Will our research, and that of numerous others keen to preserve the archives of multicultural and multilingual writing in Australia and argue for its relevance to the national literary heritage, open another cultural gate to previously barred newcomers? Will Australian literature become multilingual as well as multicultural and will it come to embrace versions of English too ‘accented’ to be accommodated within narrow definitions of what constitutes a ‘native’ competency in writing? Will Australia ever overcome its entrenched monolingualism to truly reflect its status as one of the most multicultural nations on earth? While more modest in our aspirations, more aware of the powerful forces behind the monolingual English paradigm than we were at the start of our work, we have been encouraged by the enthusiastic response in part of the literary community, and by the tireless, largely unacknowledged work of writers and scholars toiling to keep literary and linguistic traditions alive. If, as we suspect, this work, creative as well as scholarly, will remain a modest niche within Australian literature, it is a niche emboldened by global cultural developments, a niche we hope will become increasingly visible as Australian culture gains a better understanding of its transnational potential.

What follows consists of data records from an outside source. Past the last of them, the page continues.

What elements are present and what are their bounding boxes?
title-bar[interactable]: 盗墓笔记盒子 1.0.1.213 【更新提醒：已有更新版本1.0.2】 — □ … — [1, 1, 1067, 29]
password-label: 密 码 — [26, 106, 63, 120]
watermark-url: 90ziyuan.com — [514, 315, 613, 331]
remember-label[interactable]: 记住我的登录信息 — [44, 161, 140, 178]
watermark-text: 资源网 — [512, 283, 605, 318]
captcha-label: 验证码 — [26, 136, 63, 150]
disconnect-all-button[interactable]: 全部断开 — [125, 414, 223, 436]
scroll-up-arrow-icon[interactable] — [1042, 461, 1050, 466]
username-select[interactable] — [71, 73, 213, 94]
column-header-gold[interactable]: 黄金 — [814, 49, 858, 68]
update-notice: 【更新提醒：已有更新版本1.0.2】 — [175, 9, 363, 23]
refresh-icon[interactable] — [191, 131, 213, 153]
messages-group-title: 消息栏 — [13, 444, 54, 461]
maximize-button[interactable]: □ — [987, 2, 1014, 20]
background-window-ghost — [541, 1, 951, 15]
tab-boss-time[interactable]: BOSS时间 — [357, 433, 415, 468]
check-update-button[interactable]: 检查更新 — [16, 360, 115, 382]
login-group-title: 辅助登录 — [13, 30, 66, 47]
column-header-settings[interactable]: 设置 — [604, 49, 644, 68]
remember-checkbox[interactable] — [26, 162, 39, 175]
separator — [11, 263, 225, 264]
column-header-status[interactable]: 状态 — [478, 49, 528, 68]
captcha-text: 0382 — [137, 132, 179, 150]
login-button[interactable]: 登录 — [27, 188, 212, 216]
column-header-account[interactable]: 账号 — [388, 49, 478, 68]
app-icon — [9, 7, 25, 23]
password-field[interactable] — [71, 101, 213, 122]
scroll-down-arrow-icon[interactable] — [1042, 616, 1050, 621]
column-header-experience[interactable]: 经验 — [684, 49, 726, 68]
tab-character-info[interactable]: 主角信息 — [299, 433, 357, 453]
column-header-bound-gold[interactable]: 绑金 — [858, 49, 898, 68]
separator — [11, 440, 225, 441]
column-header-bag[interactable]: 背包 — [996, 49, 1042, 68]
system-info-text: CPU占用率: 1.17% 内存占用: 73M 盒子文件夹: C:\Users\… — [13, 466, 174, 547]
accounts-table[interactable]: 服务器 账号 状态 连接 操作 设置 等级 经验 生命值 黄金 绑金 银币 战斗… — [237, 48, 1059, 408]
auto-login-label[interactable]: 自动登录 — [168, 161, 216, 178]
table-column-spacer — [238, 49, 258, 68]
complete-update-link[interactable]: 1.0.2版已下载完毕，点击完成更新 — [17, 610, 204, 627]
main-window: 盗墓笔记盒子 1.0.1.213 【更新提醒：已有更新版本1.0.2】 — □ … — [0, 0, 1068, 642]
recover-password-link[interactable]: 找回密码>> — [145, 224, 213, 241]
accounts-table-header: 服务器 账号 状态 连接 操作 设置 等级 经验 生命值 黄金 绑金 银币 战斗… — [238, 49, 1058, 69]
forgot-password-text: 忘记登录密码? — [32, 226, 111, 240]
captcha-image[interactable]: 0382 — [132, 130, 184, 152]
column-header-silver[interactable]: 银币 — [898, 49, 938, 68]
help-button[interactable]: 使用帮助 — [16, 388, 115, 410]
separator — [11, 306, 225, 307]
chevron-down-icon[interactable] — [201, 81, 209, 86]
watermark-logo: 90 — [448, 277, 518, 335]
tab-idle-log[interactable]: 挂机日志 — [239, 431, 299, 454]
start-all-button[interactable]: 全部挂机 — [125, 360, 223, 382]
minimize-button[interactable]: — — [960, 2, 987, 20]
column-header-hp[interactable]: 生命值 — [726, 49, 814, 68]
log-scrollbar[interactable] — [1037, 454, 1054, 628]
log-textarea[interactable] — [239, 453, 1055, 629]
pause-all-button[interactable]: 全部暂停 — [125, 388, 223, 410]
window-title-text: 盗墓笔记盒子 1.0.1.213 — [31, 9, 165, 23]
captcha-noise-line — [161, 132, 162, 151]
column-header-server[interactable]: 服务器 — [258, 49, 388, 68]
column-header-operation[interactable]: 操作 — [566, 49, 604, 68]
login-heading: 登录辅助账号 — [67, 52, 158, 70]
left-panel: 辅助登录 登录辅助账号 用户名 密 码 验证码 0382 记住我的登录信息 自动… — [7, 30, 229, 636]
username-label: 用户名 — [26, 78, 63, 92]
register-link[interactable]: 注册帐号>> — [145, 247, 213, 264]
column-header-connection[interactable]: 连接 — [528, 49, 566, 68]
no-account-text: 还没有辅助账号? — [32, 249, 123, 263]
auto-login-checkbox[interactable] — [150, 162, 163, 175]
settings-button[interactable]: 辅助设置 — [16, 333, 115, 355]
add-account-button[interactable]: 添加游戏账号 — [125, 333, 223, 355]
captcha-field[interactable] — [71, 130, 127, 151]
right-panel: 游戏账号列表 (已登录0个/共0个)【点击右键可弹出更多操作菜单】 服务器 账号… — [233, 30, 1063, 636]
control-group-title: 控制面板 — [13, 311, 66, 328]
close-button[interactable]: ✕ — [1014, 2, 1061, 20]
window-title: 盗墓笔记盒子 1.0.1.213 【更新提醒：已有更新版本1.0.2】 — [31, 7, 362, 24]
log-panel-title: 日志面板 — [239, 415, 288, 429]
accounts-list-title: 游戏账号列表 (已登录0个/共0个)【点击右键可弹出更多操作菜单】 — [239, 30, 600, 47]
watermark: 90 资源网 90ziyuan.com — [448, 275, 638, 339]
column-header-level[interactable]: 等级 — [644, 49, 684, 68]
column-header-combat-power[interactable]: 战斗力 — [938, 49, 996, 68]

This essay was first presented as part of Provocations, a new public forum initiated by the J.M. Coetzee Centre for Creative Culture at the University of Adelaide tackling controversies in the arts and humanities.  The theme of the first series was 'Who Shot the Albatross?: Gate-keeping in Australian culture'.


Works Cited:

Brian Castro Looking for Estrellita. St Lucia: University of Queensland Press, 1999.
Rey Chow, Not Like a Native Speaker: On Languaging as a Postcolonial Experience. New York: Columbia University Press, 2014.

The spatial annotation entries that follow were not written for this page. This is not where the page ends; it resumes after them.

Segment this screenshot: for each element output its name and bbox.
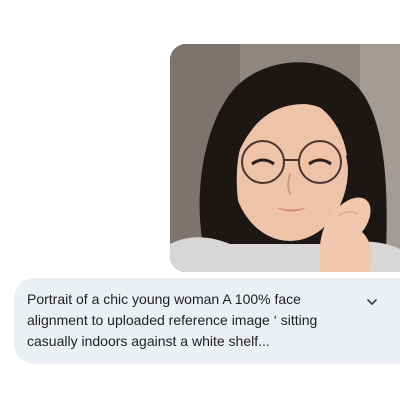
portrait-photo — [170, 44, 400, 272]
chevron-down-icon[interactable] — [365, 295, 379, 309]
chat-page: Portrait of a chic young woman A 100% fa… — [0, 0, 400, 409]
uploaded-reference-image[interactable] — [170, 44, 400, 272]
prompt-text: Portrait of a chic young woman A 100% fa… — [27, 291, 318, 349]
prompt-message-bubble[interactable]: Portrait of a chic young woman A 100% fa… — [14, 278, 400, 364]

Robert Dessaix, ‘Nice work if you can get it.’ Australian Book Review 128: (1991), 26.
Robert Dixon, ‘Australian Literature – International Contexts.’ Southerly. 67: 1-2, 2007, 15-27.

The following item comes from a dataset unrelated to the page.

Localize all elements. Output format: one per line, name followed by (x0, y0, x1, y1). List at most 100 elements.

Sneja Gunew, Post-multicultural Writers as Neo-cosmopolitan Mediators. London: Anthem Press, 2017.
Michael Jacklin, ‘The Transnational Turn in Australian Literary Studies.’ JASAL, Special Issue: ‘Australian Literature in a Global World.’ W. Ommundsen and T. Simoes da Silva (eds.) 2009.
Tuấn Ngọc Nguyễn, ‘Vietnamese Literature in Australia: Language and Identity’, forthcoming in Australian Literary Studies.
Catherine H. Seaton, ‘Of Cats and Wogs: “Translating” the Migrant Experience Through 20th Century Crónicas in Spanish-Language Newspapers in Australia’, PhD thesis, University of Wollongong, 2018.
Yasemin Yildiz, Beyond the Mother Tongue: The Postmonolingual Condition. New York: Fordham University Press, 2011.
Ouyang Yu. Songs of the Last Chinese Poet. Broadway, NSW: Wild Peony, 1997.
-On the Smell of an Oily Rag: Speaking English, thinking Chinese and living Australian. Kent Town, SA: Wakefield Press, 2007.